她偏頭看了一眼房間里的太太,就嘻嘻的笑著離開了。
好在,乾媽正坐在鏡子前梳妝打扮,沉浸在自己的美貌里,並沒有將門口的我們看進眼裡。
冷風如刀,在中午的時候趕到了這裡。樹木在寒風裡冷得瑟瑟的抖,發出沙沙的哀嚎。
正在吃飯的乾媽將碗筷在桌子上重重的一放,怒氣沖沖的說:「氣死我了,該死的風也要來嘲笑我。」
我正要過去將茶端過來讓她喝一口好消消氣,她卻突然站起身,一下將飯菜掀翻在地上。
怒氣沖沖的說:「過來。」
我知道她在叫我,立刻站在她面前。
她抬手給我一個嘴巴,才說:「像塊木頭一樣,也不曉得去將窗戶關上。」
我趕緊關上窗戶,順手將門也關上了。
她又給我一個嘴巴,說:「只曉得關門窗,也不曉得將這些收拾出去。」
我趕緊將地上的碗碟飯菜收拾好交給門外的冬梅。
冬梅驚恐的望著我被打的臉,抬手想撫摸。
我聽見她又在說:「你這麼不機靈,叫我想不打你都找不到理由。」
我急忙擋開冬梅的手,將門關上。
這一刻,我非但將風聲和同情關在了外面,還將自己的尊嚴也一併關在了外面。房裡剩下的,只有屈辱。
兩滴淚落在地上,但很快就被地面吸收了,連痕迹都沒有留下一點。我突然明白了,迅速咽下了眼中的淚,心中百倍的堅強。
外面淅淅瀝瀝的下起了小雨。
天在雨中黑了下來。
冬天的雨雖遠沒有夏日的雨那麼大,但還是留下了聲音。
這聲音很微弱,彷彿如一個生病的人在痛苦的吟叫,又彷彿如一個人在生氣時的喘息。
在那些浪漫的人聽來,卻又是一對小情人在竊竊私語。
但現在,在乾媽聽來卻是一種羞辱,一種諷刺。
心情好轉沒多久的乾媽,這時卻將卧榻上的被子使勁蹬在地上,說:「真是氣死我了,連這雨也要來欺負我。」
我想她是想到了這冬雨雖寒冷,也沒有春雨那麼寶貴,但還是沒有白來一場,會讓油菜,麥苗這些莊稼生根發芽,茁壯成長,在來年春天裡開花結果,她就聯想到了自己。

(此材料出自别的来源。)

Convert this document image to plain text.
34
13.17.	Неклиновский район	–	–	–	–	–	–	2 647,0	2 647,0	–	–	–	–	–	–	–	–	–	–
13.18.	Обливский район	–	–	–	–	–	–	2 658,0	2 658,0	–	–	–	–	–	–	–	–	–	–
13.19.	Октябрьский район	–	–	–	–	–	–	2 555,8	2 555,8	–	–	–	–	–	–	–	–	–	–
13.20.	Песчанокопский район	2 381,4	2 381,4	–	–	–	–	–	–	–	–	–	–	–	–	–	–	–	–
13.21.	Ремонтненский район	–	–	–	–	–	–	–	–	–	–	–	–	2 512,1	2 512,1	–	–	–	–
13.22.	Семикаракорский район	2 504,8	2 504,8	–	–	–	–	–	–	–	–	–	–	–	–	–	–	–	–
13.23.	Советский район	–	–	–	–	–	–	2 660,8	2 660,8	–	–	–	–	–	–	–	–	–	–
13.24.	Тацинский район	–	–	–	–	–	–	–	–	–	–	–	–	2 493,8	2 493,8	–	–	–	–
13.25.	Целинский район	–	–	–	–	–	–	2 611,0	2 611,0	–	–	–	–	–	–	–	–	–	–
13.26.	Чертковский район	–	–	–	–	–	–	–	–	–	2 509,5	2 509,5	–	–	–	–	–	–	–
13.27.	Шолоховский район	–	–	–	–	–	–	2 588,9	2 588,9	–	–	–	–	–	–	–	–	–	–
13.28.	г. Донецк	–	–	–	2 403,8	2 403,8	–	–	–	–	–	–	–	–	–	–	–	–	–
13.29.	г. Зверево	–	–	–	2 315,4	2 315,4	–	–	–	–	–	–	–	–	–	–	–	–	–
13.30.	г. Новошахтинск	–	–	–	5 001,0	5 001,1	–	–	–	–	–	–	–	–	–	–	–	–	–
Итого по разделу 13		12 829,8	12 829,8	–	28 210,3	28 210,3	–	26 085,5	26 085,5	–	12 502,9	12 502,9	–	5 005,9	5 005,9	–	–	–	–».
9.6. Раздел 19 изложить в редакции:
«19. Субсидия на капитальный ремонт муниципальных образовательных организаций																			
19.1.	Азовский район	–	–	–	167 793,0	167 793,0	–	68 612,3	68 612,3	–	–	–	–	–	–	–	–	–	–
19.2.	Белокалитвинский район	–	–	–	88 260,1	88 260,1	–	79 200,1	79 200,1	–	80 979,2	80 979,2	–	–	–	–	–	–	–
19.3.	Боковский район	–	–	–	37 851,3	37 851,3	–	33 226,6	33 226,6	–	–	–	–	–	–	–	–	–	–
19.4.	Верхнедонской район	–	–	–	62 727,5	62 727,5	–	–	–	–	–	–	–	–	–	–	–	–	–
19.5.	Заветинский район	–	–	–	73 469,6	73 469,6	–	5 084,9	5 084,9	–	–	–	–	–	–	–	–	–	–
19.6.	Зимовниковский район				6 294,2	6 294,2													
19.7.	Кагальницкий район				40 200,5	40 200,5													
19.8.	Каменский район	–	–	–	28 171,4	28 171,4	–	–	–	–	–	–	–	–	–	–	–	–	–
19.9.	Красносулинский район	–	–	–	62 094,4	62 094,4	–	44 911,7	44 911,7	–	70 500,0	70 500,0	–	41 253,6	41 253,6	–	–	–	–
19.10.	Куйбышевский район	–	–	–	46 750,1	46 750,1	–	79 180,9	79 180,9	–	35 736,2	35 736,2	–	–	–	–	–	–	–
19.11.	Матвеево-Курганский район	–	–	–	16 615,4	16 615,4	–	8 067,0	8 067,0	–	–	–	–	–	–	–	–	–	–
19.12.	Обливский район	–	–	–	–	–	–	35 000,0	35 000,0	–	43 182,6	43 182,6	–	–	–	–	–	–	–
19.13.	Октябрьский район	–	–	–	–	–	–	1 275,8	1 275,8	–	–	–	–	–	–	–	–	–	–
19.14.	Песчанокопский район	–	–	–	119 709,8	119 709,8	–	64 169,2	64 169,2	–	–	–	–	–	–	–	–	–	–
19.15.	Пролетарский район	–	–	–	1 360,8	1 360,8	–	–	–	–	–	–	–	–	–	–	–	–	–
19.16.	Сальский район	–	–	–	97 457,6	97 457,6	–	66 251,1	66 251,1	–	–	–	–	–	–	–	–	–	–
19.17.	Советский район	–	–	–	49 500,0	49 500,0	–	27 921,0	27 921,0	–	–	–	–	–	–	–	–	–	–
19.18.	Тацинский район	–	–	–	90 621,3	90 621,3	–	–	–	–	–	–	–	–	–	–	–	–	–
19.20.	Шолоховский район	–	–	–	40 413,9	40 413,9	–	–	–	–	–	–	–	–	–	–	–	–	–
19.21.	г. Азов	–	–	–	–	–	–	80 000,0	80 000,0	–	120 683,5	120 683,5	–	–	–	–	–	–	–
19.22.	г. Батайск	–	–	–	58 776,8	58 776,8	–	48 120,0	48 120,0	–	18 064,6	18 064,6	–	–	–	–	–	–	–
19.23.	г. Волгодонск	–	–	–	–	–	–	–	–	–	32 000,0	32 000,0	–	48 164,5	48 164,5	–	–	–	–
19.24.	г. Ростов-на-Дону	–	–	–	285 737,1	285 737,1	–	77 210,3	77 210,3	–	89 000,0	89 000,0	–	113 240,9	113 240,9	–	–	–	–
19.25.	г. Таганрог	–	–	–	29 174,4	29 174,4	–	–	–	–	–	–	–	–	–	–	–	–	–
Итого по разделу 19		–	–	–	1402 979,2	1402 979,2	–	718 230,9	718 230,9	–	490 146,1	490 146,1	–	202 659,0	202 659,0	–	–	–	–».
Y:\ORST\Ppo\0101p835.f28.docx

我去拾她蹬在地上的被子,她卻抬腳將我也一併蹬得跌坐在地上。
她說:「你也不想法為我擋住這雨聲,明明知道它在諷刺我。」
唯一能擋住雨聲的,就是製造出比雨聲更大的聲音。我不能製造出這聲音,就連腳步聲都不能大一點,但我卻想到了另一種方法。
——我立刻捂住了她的雙耳。
我盯著她,心裡說這個方法聰明吧。